Lara Stephens-Brown, a graduate student studying veterinary medicine at the University of Minnesota, joined thousands marching in St. Paul.
They chanted “hey hey, ho ho, we won’t let this planet go.”
There are cancer survivors and doctors with signs that say “science saves lives,” she said, and estimated that 90 percent of the signs are not political.
“Science is not a partisan issue,” she said. “Science is for everyone, and should be supported by everyone in our government.”
Thousands of people stood outside the Washington Monument amid bouts of downpours, listening to a mix of speeches and music. Speakers noted that President Trump was in the White House nearby, having cancelled a weekend in New Jersey.
This was the first protest for Jeannette Villabon and her son Nikko Chey of Stanhope, New Jersey. So Villabon went all out, donning a Tyrannosaurus rex costume and holding a sign that said: “Hey tiny hands fund EPA study. Quit being cretaceous.”
Trump’s “archaic thinking is going to ruin us all,” Villabon said.
Other signs were only slightly less pointed, such as “edit genes not the truth,” ”data not dogma” and “global warming is real. Trump is the hoax.”
More than a thousand people stretched for miles through the streets of Gainesville, Florida.

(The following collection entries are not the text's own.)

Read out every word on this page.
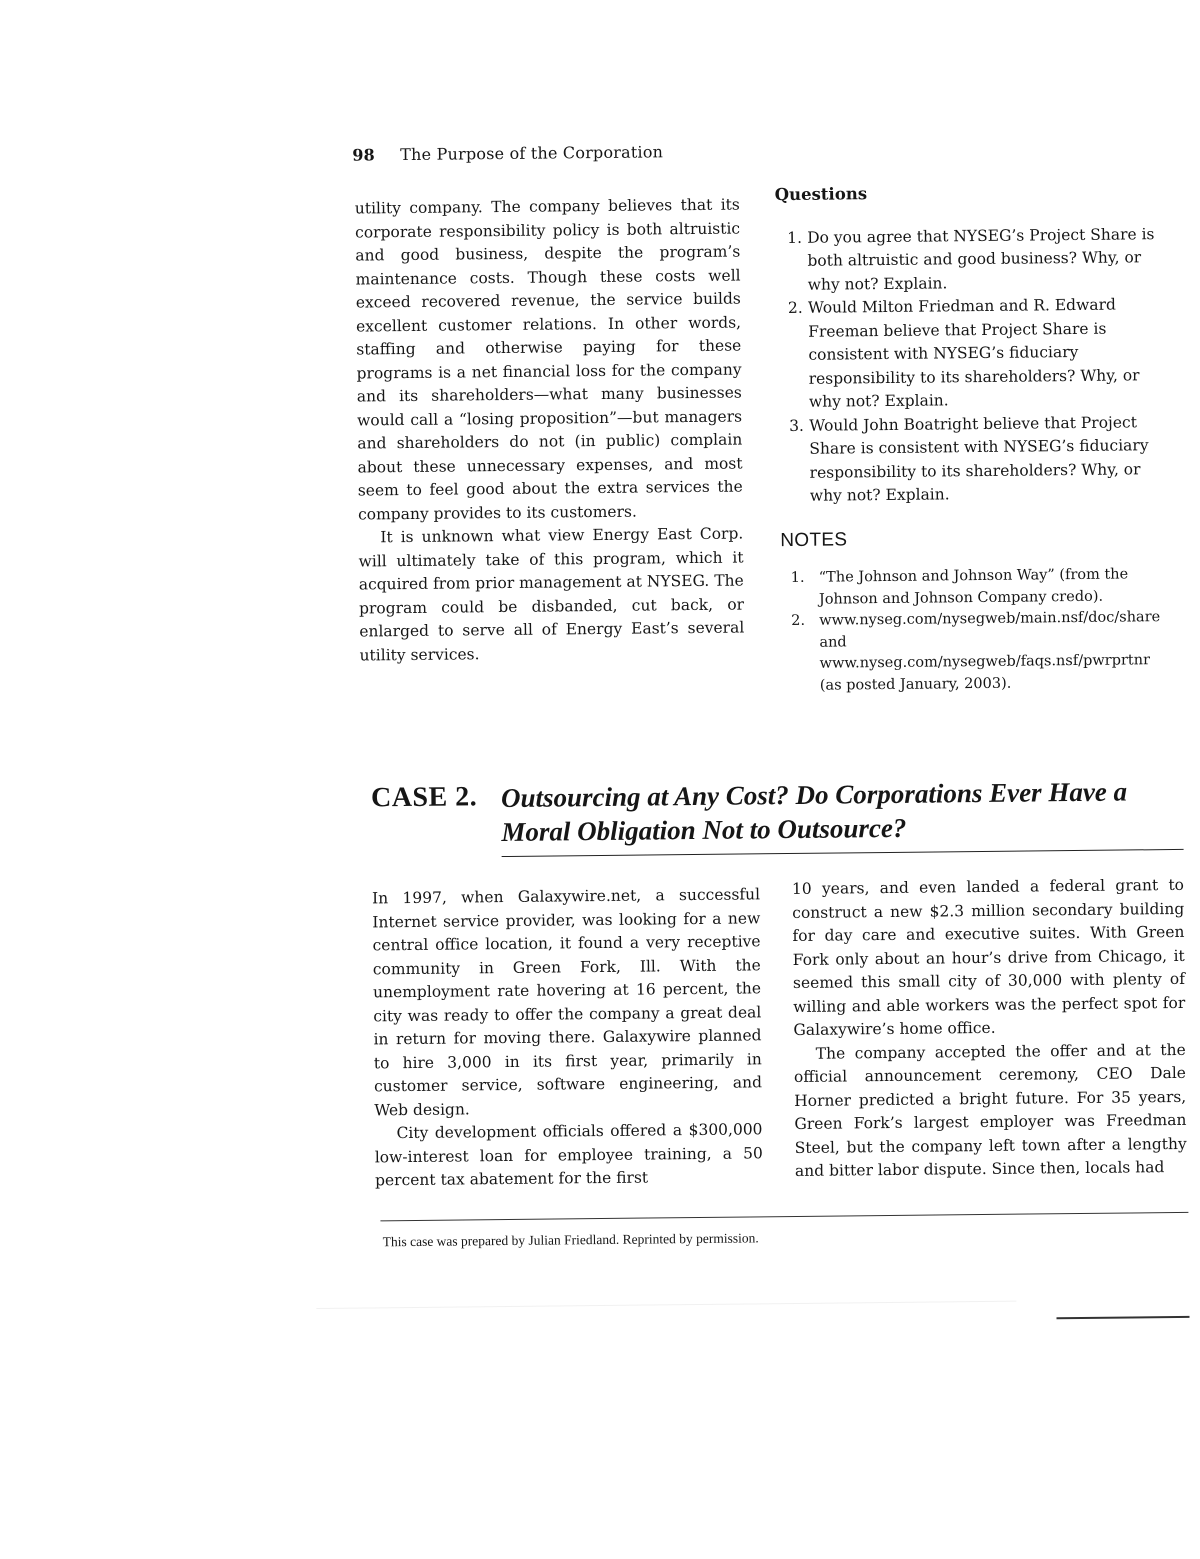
98 The Purpose of the Corporation

utility company. The company believes that its corporate responsibility policy is both altruistic and good business, despite the program’s maintenance costs. Though these costs well exceed recovered revenue, the service builds excellent customer relations. In other words, staffing and otherwise paying for these programs is a net financial loss for the company and its shareholders—what many businesses would call a “losing proposition”—but managers and shareholders do not (in public) complain about these unnecessary expenses, and most seem to feel good about the extra services the company provides to its customers.

It is unknown what view Energy East Corp. will ultimately take of this program, which it acquired from prior management at NYSEG. The program could be disbanded, cut back, or enlarged to serve all of Energy East’s several utility services.

Questions
1. Do you agree that NYSEG’s Project Share is both altruistic and good business? Why, or why not? Explain.
2. Would Milton Friedman and R. Edward Freeman believe that Project Share is consistent with NYSEG’s fiduciary responsibility to its shareholders? Why, or why not? Explain.
3. Would John Boatright believe that Project Share is consistent with NYSEG’s fiduciary responsibility to its shareholders? Why, or why not? Explain.
NOTES
1. “The Johnson and Johnson Way” (from the Johnson and Johnson Company credo).
2. www.nyseg.com/nysegweb/main.nsf/doc/share and www.nyseg.com/nysegweb/faqs.nsf/pwrprtnr (as posted January, 2003).
CASE 2. Outsourcing at Any Cost? Do Corporations Ever Have a Moral Obligation Not to Outsource?

In 1997, when Galaxywire.net, a successful Internet service provider, was looking for a new central office location, it found a very receptive community in Green Fork, Ill. With the unemployment rate hovering at 16 percent, the city was ready to offer the company a great deal in return for moving there. Galaxywire planned to hire 3,000 in its first year, primarily in customer service, software engineering, and Web design.

City development officials offered a $300,000 low-interest loan for employee training, a 50 percent tax abatement for the first

10 years, and even landed a federal grant to construct a new $2.3 million secondary building for day care and executive suites. With Green Fork only about an hour’s drive from Chicago, it seemed this small city of 30,000 with plenty of willing and able workers was the perfect spot for Galaxywire’s home office.

The company accepted the offer and at the official announcement ceremony, CEO Dale Horner predicted a bright future. For 35 years, Green Fork’s largest employer was Freedman Steel, but the company left town after a lengthy and bitter labor dispute. Since then, locals had

This case was prepared by Julian Friedland. Reprinted by permission.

It was a peaceful demonstration, said Pati Vitt, a plant scientist at the Chicago Botanic Garden in town for work at the university.
“We’re scientists, so we’re orderly,” she said with a laugh. “We let the signs do the talking.”
She said her favorite featured a drawing of DNA, with the note “checks itself before it wrecks itself.”
And she hopes the crowds at hundreds of cities across the country draw attention to the perils of ignoring science funding.
Hundreds of people have braved pouring rain in Nashville, Tennessee, as they march through city streets and chant “science, not silence.”
It’s just one of the locations across the United States and the world on Saturday’s March for Science events.
Lawyer Jatin Shah brought his young sons — a 5-year-old who wants to be a dentist when he grows up and a 6-year-old who plans to be a doctor.
Marchers are waving signs that say “there is no planet B,” ”make America think again” and “climate change is real, ask any polar bear.”
Shah worries about his sons’ futures if science spending is cut.
The March for Science attracted several thousand people in Berlin, and those supporters of sciences have walked from one of the city’s universities to the Brandenburg Gate.
Meike Weltin is a doctorate student at an environmental institute near Berlin. She says she’s participating because — in her words — “I think that politics need to listen to sciences.”
Germany’s foreign minister, Sigmar Gabriel, has endorsed March for Science events across Germany. Gabriel says “free research and teaching are the supporting pillars of an open and modern society.”
Thousands of people attended March for Science events around the world to promote the understanding of science and defend it from various attacks, including U.S. government budget cuts.
The march puts scientists — who generally shy away from advocacy and whose work depends on objective experimentation — into a more public position.
Scientists involved in the march say they’re anxious about political and public rejection of established science such as climate change and the safety of vaccines.